Constantin ARDELEANU propose lui aussi ‒ et c'est une constance facilement compréhensible chez les poètes roumains ‒ une critique politique. Elle touche à la fois le vieux monde communisme et ses idées du ‟bonheur” comme l'occident capitaliste où l'on finit par ne feuilleter que des ‟cartes de crédit”. L'auteur ‒ et le temps le lui a appris ‒ sait voir le ver qui se cache dans chaque fruit. Preuve que la liberté n'est pas aussi simple qu'on le dit : soudain se produit une sensation étrange : « la célèbre Statue de la Liberté vous assène des coups sur la tête avec sa torche ». Qu'ajouter de plus? Sinon boire parfois ‒ au nom d'une désespérance ‒ à la santé de l'oubli.

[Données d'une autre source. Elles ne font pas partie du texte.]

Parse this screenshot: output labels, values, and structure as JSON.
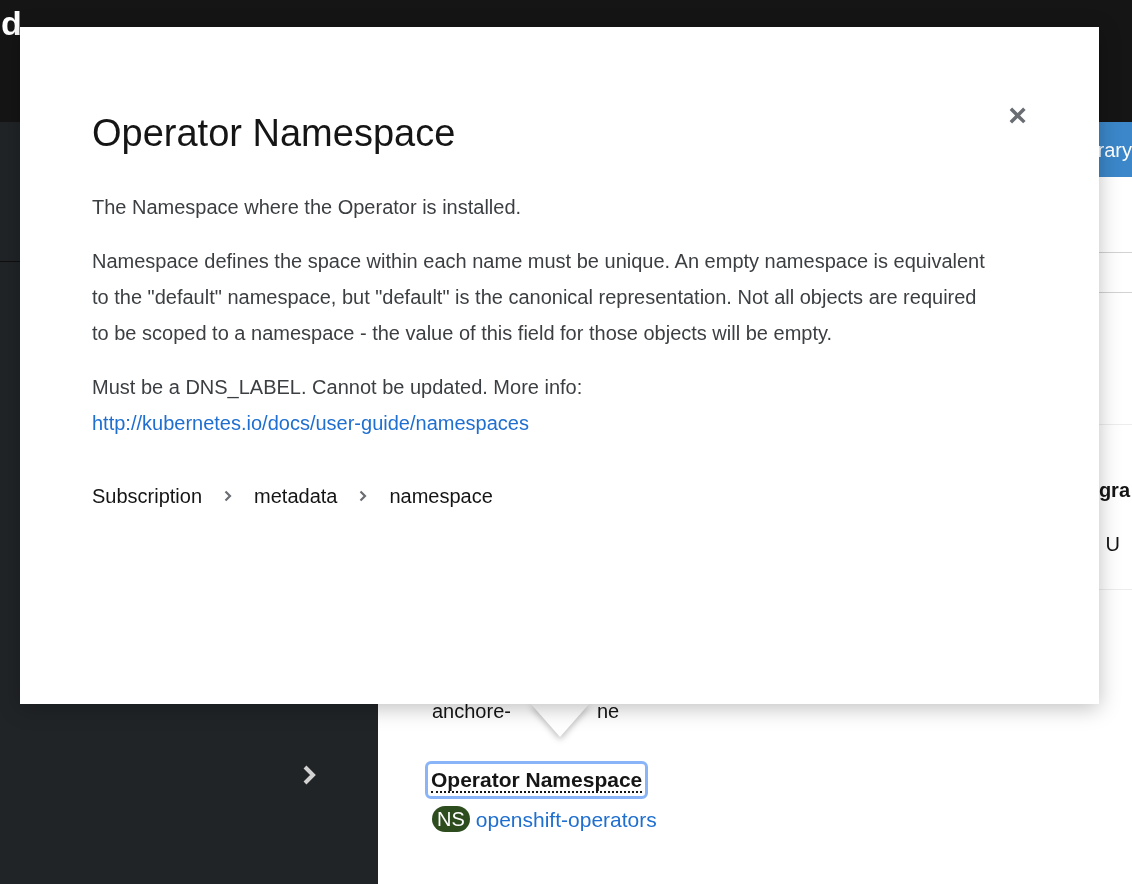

Gabriel Petru BĂEŢAN croit encore à la vérité et à la beauté. Même lorsque la première ‟sort des tombeaux”. Quant à la seconde où la trouver sinon ‟à tâter le cœur” ? Dans cet but l'auteur fait le pari de l'intelligence et du civisme. Dans notre monde moderne et ses médiations perfides ils se perdent. Néanmoins, à la ‟tête carrée” il faut préférer celle qui reste bien pleine et éduquée. D'amour en premier lieu. Quant au poète il a mieux à faire que se soucier d'immortalité. Cette farce est presque obscène face aux misères qui parsèment le monde au moment même où il court à sa destruction.


David BOIA remonte l'histoire du monde depuis « le stress qui déclencha le Big Bang ». Et ce ne fut que le premier. Depuis il essaime car rien ne s'est arrangé. Fidèle au désespoir inhérent à l'aphorisme roumain, l'auteur ne se fait guère d'illusions même si l'amour pourrait sauver le monde. Toutefois l'égoïsme règne. Et celui des gouvernent n'est pas en reste. Ils savent chaque fois récupérer toute velléité de révolte. Rien de nouveau donc sous le soleil que certains prétendent faire briller sous effets de spotlights. Face à eux l'aphorisme devient le fable ultime. Celle de « la plaidoirie d’un animal pour l’humanité ».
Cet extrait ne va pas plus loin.